What happens if the model's schema enforcement fails anyway?
API-level schema enforcement (OpenAI Structured Outputs, vLLM guided decoding) has a very low failure rate but is not zero — edge cases in very complex schemas can still produce invalid output. Always wrap your parsing in a try/except and have a fallback. The fallback can be a retry with a simpler schema, a human review queue, or a graceful degradation that logs the failure and skips the record.
Can I use structured output with vision models?
Yes. OpenAI's gpt-4o with Structured Outputs supports image inputs alongside schema enforcement. Pass the image in the content array as a image_url block, then specify response_format as usual. This works well for extracting data from receipts, forms, screenshots, and diagrams. Claude's vision models support tool use, so the tool-as-schema pattern works with image inputs on Anthropic's API too.

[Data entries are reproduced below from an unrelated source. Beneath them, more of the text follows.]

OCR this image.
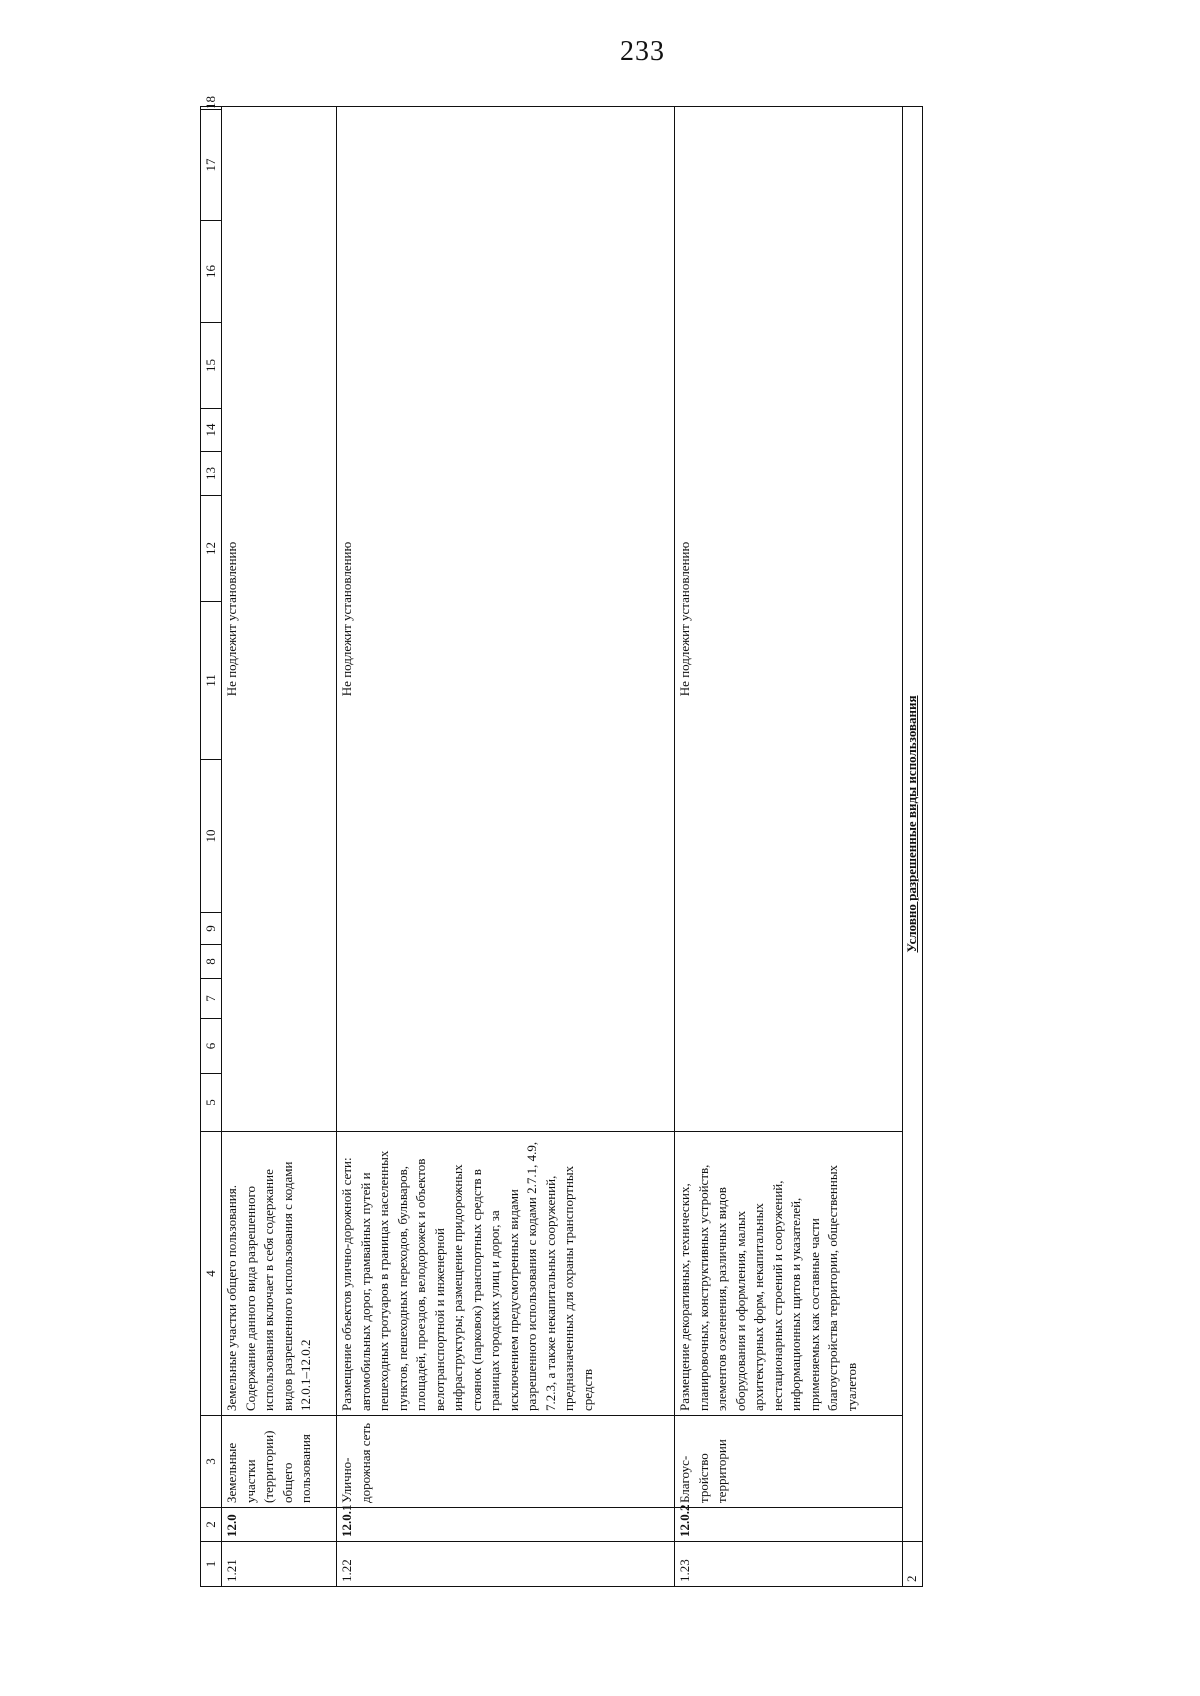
233
1	2	3	4	5	6	7	8	9	10	11	12	13	14	15	16	17	18
1.21	12.0	Земельные участки (территории) общего пользования	Земельные участки общего пользования. Содержание данного вида разрешенного использования включает в себя содержание видов разрешенного использования с кодами 12.0.1–12.0.2	Не подлежит установлению													
1.22	12.0.1	Улично-дорожная сеть	Размещение объектов улично-дорожной сети: автомобильных дорог, трамвайных путей и пешеходных тротуаров в границах населенных пунктов, пешеходных переходов, бульваров, площадей, проездов, велодорожек и объектов велотранспортной и инженерной инфраструктуры; размещение придорожных стоянок (парковок) транспортных средств в границах городских улиц и дорог, за исключением предусмотренных видами разрешенного использования с кодами 2.7.1, 4.9, 7.2.3, а также некапитальных сооружений, предназначенных для охраны транспортных средств	Не подлежит установлению													
1.23	12.0.2	Благоус-тройство территории	Размещение декоративных, технических, планировочных, конструктивных устройств, элементов озеленения, различных видов оборудования и оформления, малых архитектурных форм, некапитальных нестационарных строений и сооружений, информационных щитов и указателей, применяемых как составные части благоустройства территории, общественных туалетов	Не подлежит установлению													
2	Условно разрешенные виды использования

How do I handle schemas that vary based on input?
Use a discriminated union pattern. Define a base schema with a type field, then define per-type schemas. With Pydantic, Annotated[Union[TypeA, TypeB], Field(discriminator="type")] generates the right JSON Schema. With OpenAI Structured Outputs, pass the discriminated union schema. The model reads the schema, infers which variant applies from the input, and populates the right fields. Avoid asking the model to infer the type internally — explicit discriminator fields produce far more reliable results.
Is tool use for structured output "cheating"?
No — it is the intended design. Anthropic's documentation explicitly recommends using tool use for structured output extraction, even when you have no actual tool to call. The model treats tool arguments as a strongly-typed output channel, which is exactly what you want. The distinction between "real" tool calls and "fake" schema-extraction tool calls is invisible to the model and irrelevant to reliability.